The renin–angiotensin system (RAS) has been implicated in the pathogenesis of acute kidney injury (AKI), but conflicting outcomes have been reported in patients following RAS inhibition. New data from Steven Crowley and colleagues suggest that type 1 angiotensin II (AT1) receptors have differential effects on T cells and kidney epithelial cells during cisplatin-induced AKI, and that tumour necrosis factor (TNF) in the distal nephron contributes to nephrotoxicity.

The researchers previously identified that activation of AT1 receptors on T cells attenuated kidney damage in hypertension. Here, they examined whether the protective action of the T-cell AT1 receptor could also be observed in cisplatin-induced AKI, in which TNF is a known mediator of injury. The researchers genetically deleted AT1 receptors from T cells (TKO) or from the distal nephron (KKO) in wild-type mice, and then examined the susceptibility of these mice to cisplatin-induced AKI.

“The TKO mice had exaggerated AKI and TNF generation following cisplatin injection, whereas the KKO mice were partially protected from AKI and had blunted TNF generation,” describes Crowley. “To confirm that TNF was important in protecting the KKO mice from injury we deleted TNF from the distal nephron and found that these mice were also protected from cisplatin-induced AKI.”

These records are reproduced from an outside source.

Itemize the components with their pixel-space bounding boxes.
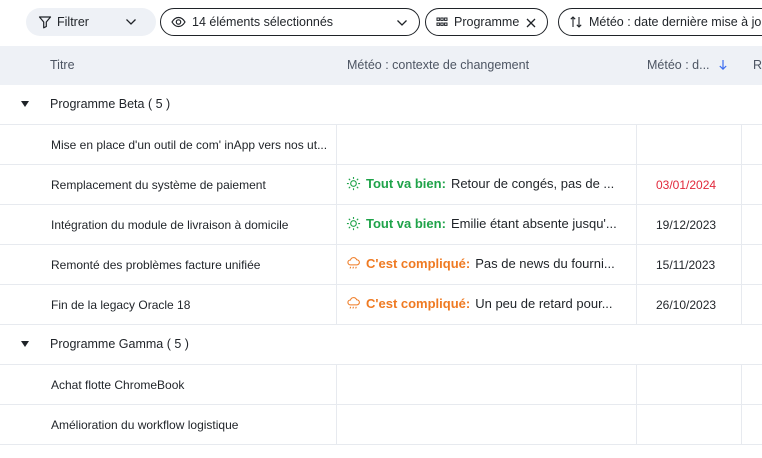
toolbar: Filtrer 14 éléments sélectionnés Program…: [0, 0, 762, 46]
row-title[interactable]: Amélioration du workflow logistique: [51, 418, 329, 432]
arrow-down-icon[interactable]: [718, 59, 728, 71]
group-label: Programme Beta ( 5 ): [50, 97, 171, 111]
row-title[interactable]: Fin de la legacy Oracle 18: [51, 298, 329, 312]
weather-context[interactable]: Tout va bien: Emilie étant absente jusqu…: [346, 216, 628, 231]
sort-arrows-icon: [570, 16, 582, 28]
weather-context[interactable]: Tout va bien: Retour de congés, pas de .…: [346, 176, 628, 191]
group-label: Programme: [454, 15, 520, 29]
sun-icon: [346, 176, 361, 191]
table-row[interactable]: Achat flotte ChromeBook: [0, 365, 762, 405]
table-row[interactable]: Remonté des problèmes facture unifiée C'…: [0, 245, 762, 285]
grid-icon: [436, 17, 448, 26]
table-row[interactable]: Intégration du module de livraison à dom…: [0, 205, 762, 245]
chevron-down-icon: [126, 19, 136, 25]
table-body: Programme Beta ( 5 ) Mise en place d'un …: [0, 85, 762, 445]
group-row-beta[interactable]: Programme Beta ( 5 ): [0, 85, 762, 125]
filter-label: Filtrer: [57, 15, 89, 29]
row-title[interactable]: Remonté des problèmes facture unifiée: [51, 258, 329, 272]
columns-selector[interactable]: 14 éléments sélectionnés: [160, 8, 420, 36]
row-title[interactable]: Remplacement du système de paiement: [51, 178, 329, 192]
weather-detail: Retour de congés, pas de ...: [450, 176, 615, 191]
column-header-date[interactable]: Météo : d...: [647, 58, 728, 72]
chevron-down-icon: [397, 20, 407, 26]
weather-status: Tout va bien:: [366, 176, 446, 191]
columns-label: 14 éléments sélectionnés: [192, 15, 334, 29]
group-by-chip[interactable]: Programme: [425, 8, 548, 36]
weather-status: Tout va bien:: [366, 216, 446, 231]
weather-status: C'est compliqué:: [366, 296, 471, 311]
row-title[interactable]: Achat flotte ChromeBook: [51, 378, 329, 392]
weather-date: 19/12/2023: [656, 218, 717, 232]
weather-context[interactable]: C'est compliqué: Un peu de retard pour..…: [346, 296, 628, 311]
column-header-context[interactable]: Météo : contexte de changement: [347, 58, 529, 72]
row-title[interactable]: Intégration du module de livraison à dom…: [51, 218, 329, 232]
row-title[interactable]: Mise en place d'un outil de com' inApp v…: [51, 138, 329, 152]
caret-down-icon[interactable]: [20, 100, 30, 108]
sort-label: Météo : date dernière mise à jour: [589, 15, 762, 29]
column-header-extra[interactable]: Re: [753, 58, 762, 72]
rain-cloud-icon: [347, 297, 360, 309]
sun-icon: [346, 216, 361, 231]
table-row[interactable]: Amélioration du workflow logistique: [0, 405, 762, 445]
rain-cloud-icon: [347, 257, 360, 269]
filter-button[interactable]: Filtrer: [26, 8, 156, 36]
column-header-title[interactable]: Titre: [50, 58, 75, 72]
column-header-date-label: Météo : d...: [647, 58, 710, 72]
weather-date: 03/01/2024: [656, 178, 717, 192]
filter-icon: [38, 16, 52, 29]
weather-detail: Un peu de retard pour...: [475, 296, 613, 311]
weather-date: 15/11/2023: [656, 258, 716, 272]
weather-date: 26/10/2023: [656, 298, 717, 312]
group-label: Programme Gamma ( 5 ): [50, 337, 189, 351]
caret-down-icon[interactable]: [20, 340, 30, 348]
weather-detail: Pas de news du fourni...: [475, 256, 615, 271]
table-row[interactable]: Mise en place d'un outil de com' inApp v…: [0, 125, 762, 165]
table-header: Titre Météo : contexte de changement Mét…: [0, 46, 762, 85]
sort-chip[interactable]: Météo : date dernière mise à jour: [558, 8, 762, 36]
table-row[interactable]: Fin de la legacy Oracle 18 C'est compliq…: [0, 285, 762, 325]
weather-context[interactable]: C'est compliqué: Pas de news du fourni..…: [346, 256, 628, 271]
weather-detail: Emilie étant absente jusqu'...: [450, 216, 617, 231]
close-icon[interactable]: [524, 16, 538, 30]
eye-icon: [171, 16, 186, 28]
group-row-gamma[interactable]: Programme Gamma ( 5 ): [0, 325, 762, 365]
table-row[interactable]: Remplacement du système de paiement Tout…: [0, 165, 762, 205]
weather-status: C'est compliqué:: [366, 256, 471, 271]
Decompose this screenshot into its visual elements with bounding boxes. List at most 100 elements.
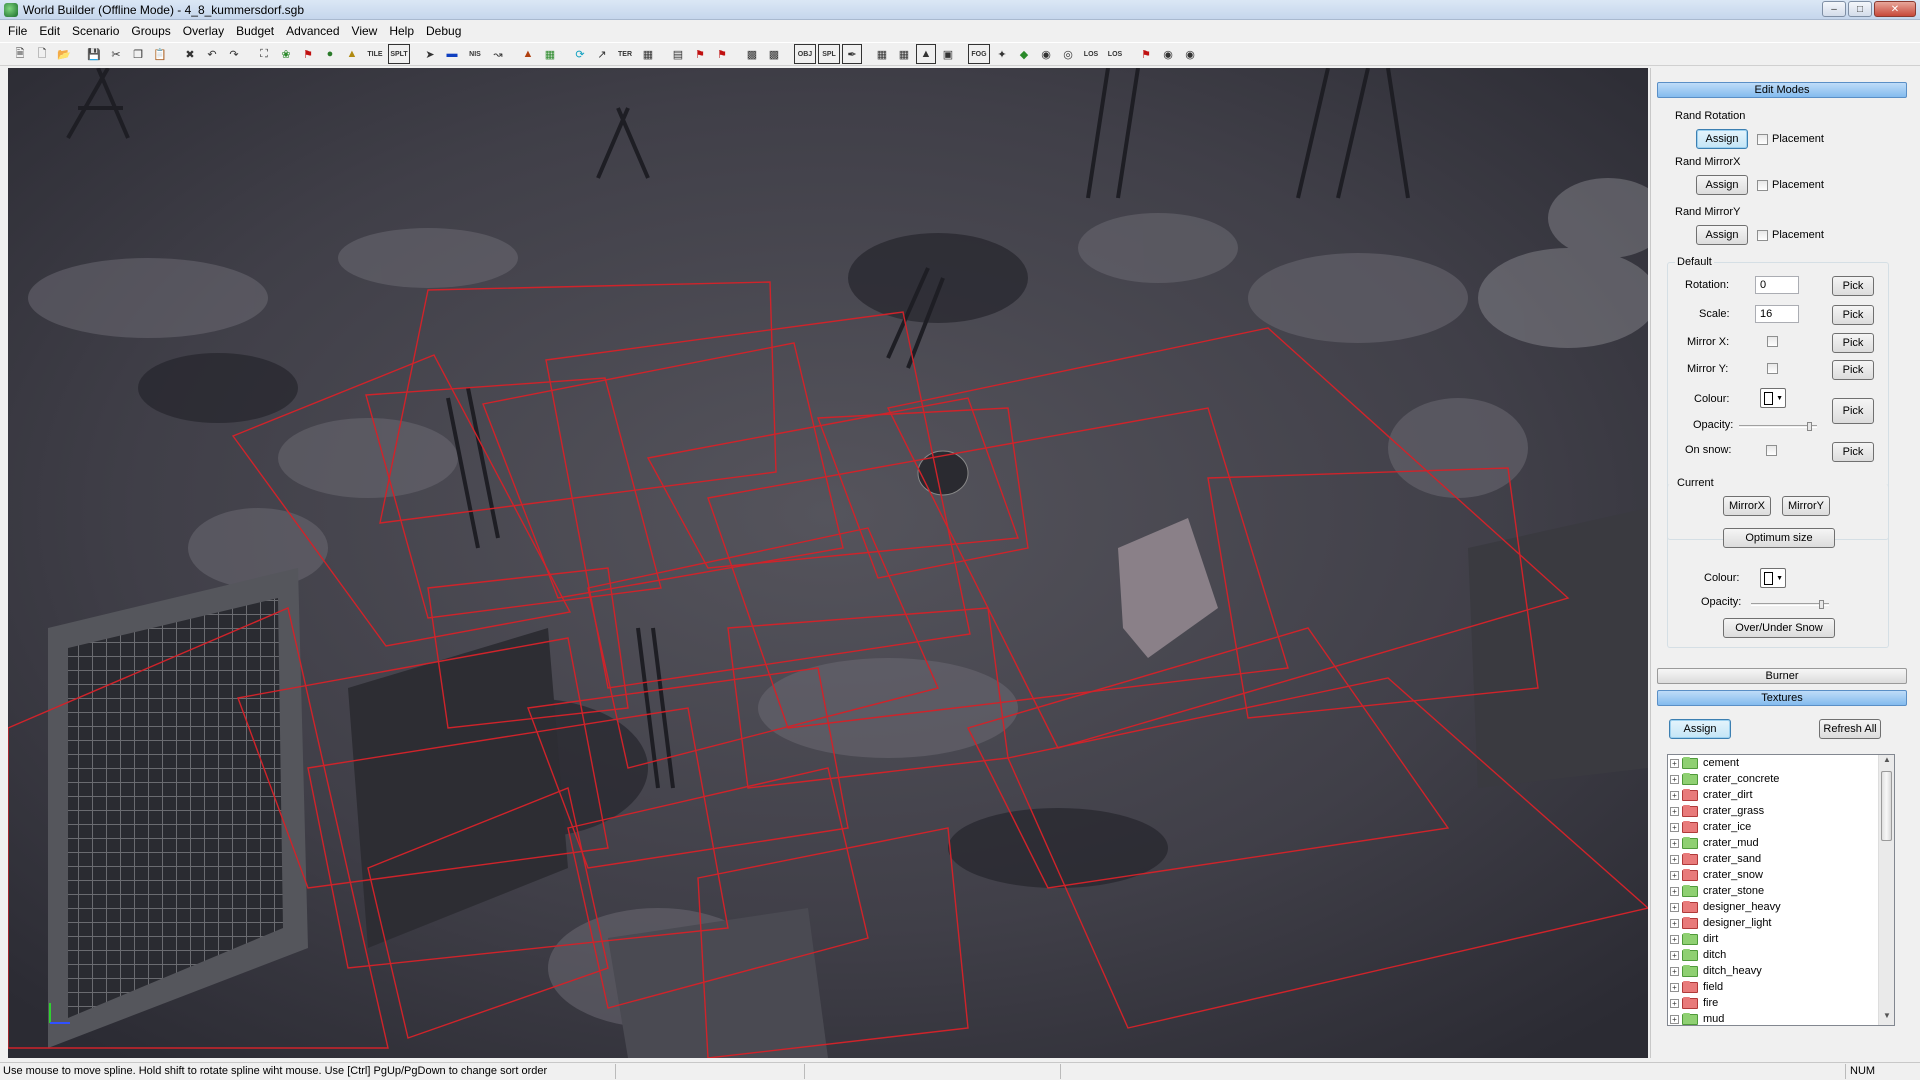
select-region-icon[interactable]: ⛶ bbox=[254, 44, 274, 64]
slider-thumb[interactable] bbox=[1819, 600, 1825, 609]
tile-mode-button[interactable]: TILE bbox=[364, 44, 386, 64]
current-colour-picker[interactable]: ▼ bbox=[1760, 568, 1786, 588]
save-icon[interactable]: 💾 bbox=[84, 44, 104, 64]
tree-icon[interactable]: ❀ bbox=[276, 44, 296, 64]
texture-item[interactable]: + cement bbox=[1668, 755, 1894, 771]
expand-icon[interactable]: + bbox=[1670, 982, 1679, 992]
stats-icon[interactable]: ▦ bbox=[540, 44, 560, 64]
expand-icon[interactable]: + bbox=[1670, 934, 1679, 944]
edit-modes-header[interactable]: Edit Modes bbox=[1657, 82, 1907, 98]
unit-icon[interactable]: ● bbox=[320, 44, 340, 64]
new-document-icon[interactable]: 🗋 bbox=[32, 44, 52, 64]
line-tool-icon[interactable]: ↗ bbox=[592, 44, 612, 64]
menu-edit[interactable]: Edit bbox=[33, 20, 66, 42]
split-mode-button[interactable]: SPLT bbox=[388, 44, 410, 64]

Crowley proposes that these data are consistent with an important role for TNF in cisplatin-induced AKI, and suggests that blocking AT1 receptors in the kidneys but activating AT1 receptors on T cells might represent a future intervention to mitigate AKI once technologies emerge to enable tissue-specific therapies. “We now want to understand if the T-cell AT1 receptor functions in the pathogenesis of other forms of AKI, and whether AT1 receptors in specific tissues modulate the susceptibility to chronic kidney disease that occurs as a complication of AKI.”